WASM/wazero native compilation
Pure numeric loops compile further to WASM bytecode and execute via wazero's native code compiler. This achieves JIT-level performance (matching Bun/JSC) with zero CGo dependencies.
Generic tail-call optimization
Self-recursive functions in tail position are automatically rewritten to recur at parse time, eliminating stack growth.
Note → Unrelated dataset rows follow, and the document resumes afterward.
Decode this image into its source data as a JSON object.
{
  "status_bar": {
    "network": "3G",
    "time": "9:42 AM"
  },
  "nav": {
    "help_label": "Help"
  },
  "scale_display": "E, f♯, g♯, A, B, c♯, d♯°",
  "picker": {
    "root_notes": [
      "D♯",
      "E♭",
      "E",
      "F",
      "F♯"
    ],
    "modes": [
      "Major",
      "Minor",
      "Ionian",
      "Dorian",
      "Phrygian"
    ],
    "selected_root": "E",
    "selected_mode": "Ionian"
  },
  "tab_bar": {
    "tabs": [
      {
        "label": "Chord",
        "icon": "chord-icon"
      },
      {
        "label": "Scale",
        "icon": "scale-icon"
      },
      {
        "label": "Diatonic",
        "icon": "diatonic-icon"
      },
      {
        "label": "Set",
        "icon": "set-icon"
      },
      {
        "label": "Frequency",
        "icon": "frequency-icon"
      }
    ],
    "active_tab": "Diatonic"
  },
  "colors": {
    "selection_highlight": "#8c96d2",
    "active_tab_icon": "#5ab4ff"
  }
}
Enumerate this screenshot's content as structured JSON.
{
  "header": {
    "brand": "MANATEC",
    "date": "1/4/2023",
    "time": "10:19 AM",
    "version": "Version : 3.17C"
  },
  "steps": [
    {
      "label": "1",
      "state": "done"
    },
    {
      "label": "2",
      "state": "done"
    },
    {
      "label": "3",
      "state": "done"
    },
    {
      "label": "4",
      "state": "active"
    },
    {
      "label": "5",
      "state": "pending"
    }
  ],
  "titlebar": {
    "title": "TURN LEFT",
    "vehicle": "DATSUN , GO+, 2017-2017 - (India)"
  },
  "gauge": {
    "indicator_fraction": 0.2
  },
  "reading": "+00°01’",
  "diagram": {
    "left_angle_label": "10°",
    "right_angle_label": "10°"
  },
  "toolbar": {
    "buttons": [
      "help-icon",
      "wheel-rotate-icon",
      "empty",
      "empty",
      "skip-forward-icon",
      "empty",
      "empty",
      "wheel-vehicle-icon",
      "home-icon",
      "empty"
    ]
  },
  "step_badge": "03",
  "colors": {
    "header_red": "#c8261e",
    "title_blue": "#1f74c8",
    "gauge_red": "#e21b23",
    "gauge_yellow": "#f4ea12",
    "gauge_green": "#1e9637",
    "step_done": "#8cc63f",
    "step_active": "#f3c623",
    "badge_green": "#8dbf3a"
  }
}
A runtime trampoline handles cases the rewriter can't catch.
Transient vectors and maps
Loops that update non-escaping vectors or maps via assoc automatically use in-place mutation (Clojure-style transients), eliminating persistent copy/update overhead while preserving persistent results at loop return.
Evaluator fast paths
Numeric operations, binding resolution, and function dispatch all have type-specialized fast paths that avoid the generic Joker evaluation machinery.
Architecture
Joker Source → Reader + Parser → AST
↓
tco_rewrite (parse-time tail-call → recur)
↓
Eval() type switch
↓
┌─────────────┼─────────────┐
↓ ↓ ↓
WASM/wazero IR bytecode Tree-walker
(native) (irExec) (evalLoop)
0.32ms ⚡ 28ms 190ms
↑ ↑
└──fallback───┘
- WASM path: pure integer/float loops → wazero JIT → native code
- IR path: loops with collections, fn calls, let bindings → bytecode interpreter
- Tree-walker: everything else (macros, special forms, I/O)
- gi bridge: hooks, tools, state access — callable from IR via
irCallSlot
Building & testing
go test ./core # run all tests go test ./core -bench . # run all benchmarks
Benchmarks
Note: The CLBG programs were chosen as a starting point for optimizing the IR and WASM compilation pipeline, not because they represent realistic workloads. They stress specific interpreter bottlenecks (arithmetic loops, recursion, allocation, string processing) that guided the optimization work. Real-world gi scripts will have different profiles — the gains here prove the execution machinery works, not that every Joker program runs 500× faster.
# Full CLBG suite + micro benchmarks go test ./core -run '^$' -bench 'BenchmarkCLBG|BenchmarkEval|BenchmarkWasm' -benchmem -benchtime=5x # Cross-language comparison python3 benchmarks/cross_lang_bench.py bun benchmarks/cross_lang_bench.js # Regenerate charts go run ./benchmarks/generate_svg.go ./benchmarks
Documentation
docs/OPTIMIZATION_REPORT.md— full technical report (phases, trade-offs, outcomes, suggested git history)benchmarks/README.md— benchmark data and chart regenerationPERFORMANCE_PLAN.md— optimization roadmap and milestones
Upstream
Based on candid82/joker v1.7.1.
Original README preserved as ORIGINAL_README.md.
License
Same as upstream Joker (EPL-1.0).